O processo de venda das 85 obras do pintor surrealista Miró está a ser um verdadeiro desastre, ou melhor, roça mesmo o surrealismo. Tudo foi tratado com grande leviandade, e nem a lei foi cumprida.
O cúmulo do descrédito foi saber que, o secretário de Estado da Cultura, Jorge Barreto Xavier, tem tanto conhecimento sobre este assunto como qualquer um de nós. O seu peso político é zero, foi humilhado, e gostaria de perguntar-lhe o seguinte: “O que falta acontecer, para apresentar a demissão?”.

Como o Governo acha que a colecção não tem interesse, e como vale uns milhões, quer despachá-la, o quanto antes.
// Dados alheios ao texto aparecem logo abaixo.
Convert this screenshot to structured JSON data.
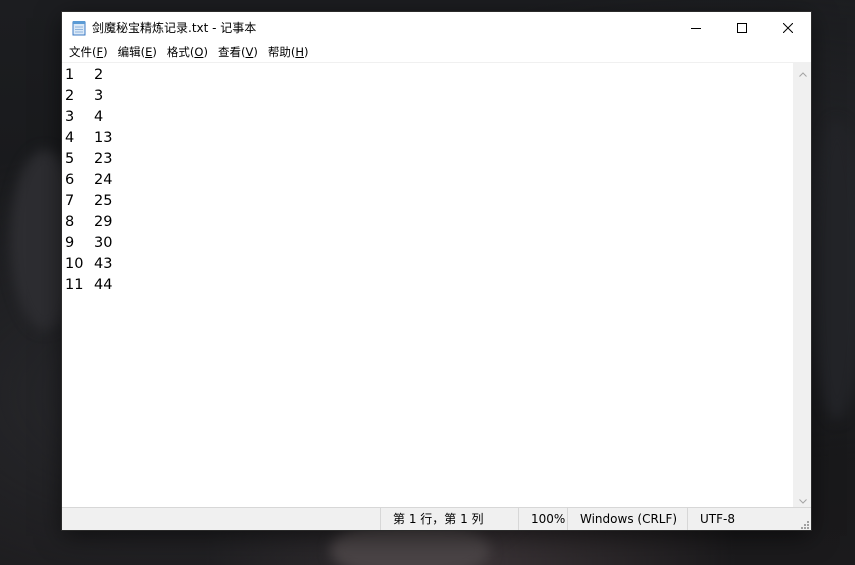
{
  "window": {
    "title": "剑魔秘宝精炼记录.txt - 记事本",
    "controls": {
      "minimize_icon": "minimize-icon",
      "maximize_icon": "maximize-icon",
      "close_icon": "close-icon"
    }
  },
  "menu": {
    "file": {
      "label": "文件(",
      "key": "F",
      "end": ")"
    },
    "edit": {
      "label": "编辑(",
      "key": "E",
      "end": ")"
    },
    "format": {
      "label": "格式(",
      "key": "O",
      "end": ")"
    },
    "view": {
      "label": "查看(",
      "key": "V",
      "end": ")"
    },
    "help": {
      "label": "帮助(",
      "key": "H",
      "end": ")"
    }
  },
  "document": {
    "lines": [
      {
        "a": "1",
        "b": "2"
      },
      {
        "a": "2",
        "b": "3"
      },
      {
        "a": "3",
        "b": "4"
      },
      {
        "a": "4",
        "b": "13"
      },
      {
        "a": "5",
        "b": "23"
      },
      {
        "a": "6",
        "b": "24"
      },
      {
        "a": "7",
        "b": "25"
      },
      {
        "a": "8",
        "b": "29"
      },
      {
        "a": "9",
        "b": "30"
      },
      {
        "a": "10",
        "b": "43"
      },
      {
        "a": "11",
        "b": "44"
      }
    ]
  },
  "status": {
    "position": "第 1 行，第 1 列",
    "zoom": "100%",
    "line_ending": "Windows (CRLF)",
    "encoding": "UTF-8"
  },
  "colors": {
    "titlebar": "#ffffff",
    "statusbar": "#f0f0f0",
    "icon": "#1f6fbf"
  }
}
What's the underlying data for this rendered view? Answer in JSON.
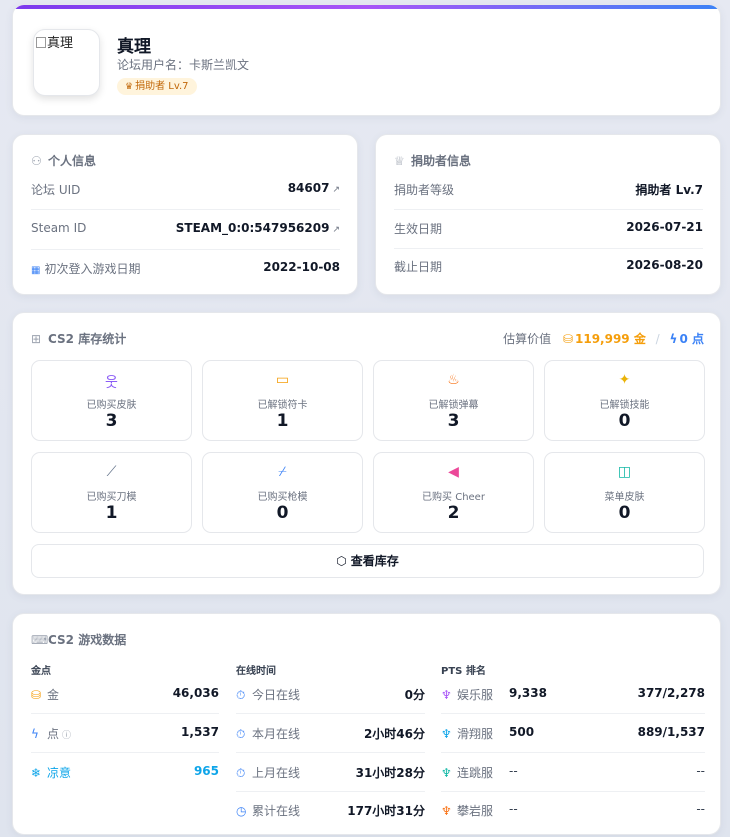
{
  "profile": {
    "avatar_alt": "真理",
    "name": "真理",
    "forum_username": "论坛用户名：卡斯兰凯文",
    "badge": "捐助者 Lv.7"
  },
  "personal": {
    "title": "个人信息",
    "rows": [
      {
        "label": "论坛 UID",
        "value": "84607"
      },
      {
        "label": "Steam ID",
        "value": "STEAM_0:0:547956209"
      },
      {
        "label": "初次登入游戏日期",
        "value": "2022-10-08"
      }
    ]
  },
  "donor": {
    "title": "捐助者信息",
    "rows": [
      {
        "label": "捐助者等级",
        "value": "捐助者 Lv.7"
      },
      {
        "label": "生效日期",
        "value": "2026-07-21"
      },
      {
        "label": "截止日期",
        "value": "2026-08-20"
      }
    ]
  },
  "inventory": {
    "title": "CS2 库存统计",
    "est_label": "估算价值",
    "gold_value": "119,999 金",
    "separator": "/",
    "points_value": "0 点",
    "tiles": [
      {
        "label": "已购买皮肤",
        "value": "3",
        "icon": "person-icon",
        "color": "#8b5cf6"
      },
      {
        "label": "已解锁符卡",
        "value": "1",
        "icon": "card-icon",
        "color": "#f59e0b"
      },
      {
        "label": "已解锁弹幕",
        "value": "3",
        "icon": "flame-icon",
        "color": "#f97316"
      },
      {
        "label": "已解锁技能",
        "value": "0",
        "icon": "sparkle-icon",
        "color": "#eab308"
      },
      {
        "label": "已购买刀模",
        "value": "1",
        "icon": "knife-icon",
        "color": "#64748b"
      },
      {
        "label": "已购买枪模",
        "value": "0",
        "icon": "gun-icon",
        "color": "#3b82f6"
      },
      {
        "label": "已购买 Cheer",
        "value": "2",
        "icon": "megaphone-icon",
        "color": "#ec4899"
      },
      {
        "label": "菜单皮肤",
        "value": "0",
        "icon": "panel-icon",
        "color": "#14b8a6"
      }
    ],
    "button": "查看库存"
  },
  "game": {
    "title": "CS2 游戏数据",
    "gold": {
      "header": "金点",
      "rows": [
        {
          "label": "金",
          "value": "46,036"
        },
        {
          "label": "点",
          "value": "1,537"
        },
        {
          "label": "凉意",
          "value": "965"
        }
      ]
    },
    "online": {
      "header": "在线时间",
      "rows": [
        {
          "label": "今日在线",
          "value": "0分"
        },
        {
          "label": "本月在线",
          "value": "2小时46分"
        },
        {
          "label": "上月在线",
          "value": "31小时28分"
        },
        {
          "label": "累计在线",
          "value": "177小时31分"
        }
      ]
    },
    "pts": {
      "header": "PTS 排名",
      "rows": [
        {
          "label": "娱乐服",
          "score": "9,338",
          "rank": "377/2,278"
        },
        {
          "label": "滑翔服",
          "score": "500",
          "rank": "889/1,537"
        },
        {
          "label": "连跳服",
          "score": "--",
          "rank": "--"
        },
        {
          "label": "攀岩服",
          "score": "--",
          "rank": "--"
        }
      ]
    }
  },
  "colors": {
    "accent": "#7c3aed",
    "gold": "#f59e0b",
    "points": "#3b82f6",
    "cool": "#0ea5e9"
  }
}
A estratégia de “vender os anéis” sempre causou arrepios aos portugueses, o que resulta, nomeadamente, de uma total falta de visão para a Cultura. Se tivessem esta capacidade, ter-se-iam, certamente, esforçado para que as obras continuassem em Portugal.

É óbvio que, não basta ficar com as obras e arrumá-las em prateleiras, como se fossem pacotes de arroz. A colecção teria de ter uma forte dinâmica, e seria investimento e não custo.
Aliás, o Turismo poderia ser beneficiado, com uma forte aposta em Arte Contemporânea, pois Portugal não pode ser conhecido como um país que tem, apenas e só, excelentes praias.
Independentemente de toda a polémica, uma coisa é certa: muitas pessoas passaram a saber quem foi Joan Miró - um dos maiores artistas do século XX.

Quem diria que o artista catalão conseguiria, durante várias semanas, ter grande visibilidade, em Portugal, como se de um artista da bola se tratasse?
Não é novidade nenhuma que o actual Governo não gosta da Cultura, daí ter optado pela extinção do ministério da Cultura, e ter apresentado o mais baixo orçamento de sempre, para o respectivo sector.

Deve-se assinalar um pequeno parêntesis: o antigo ministro da Cultura do Governo grego, Pavlos Geroulanos, disse, em 2012, que é uma ‘loucura’ Portugal não ter um ministério dedicado à Cultura, defendendo também que esta área pode gerar “benefícios” e promover a imagem nacional.

O combate às políticas que visam reduzir a Cultura a cinzas, quer surjam da direita, esquerda ou centro, é fundamental, assim como a luta pela preservação do nosso Património Cultural.
Como dizia Churchill, se não é para preservar a Cultura, então para que é que estamos em guerra?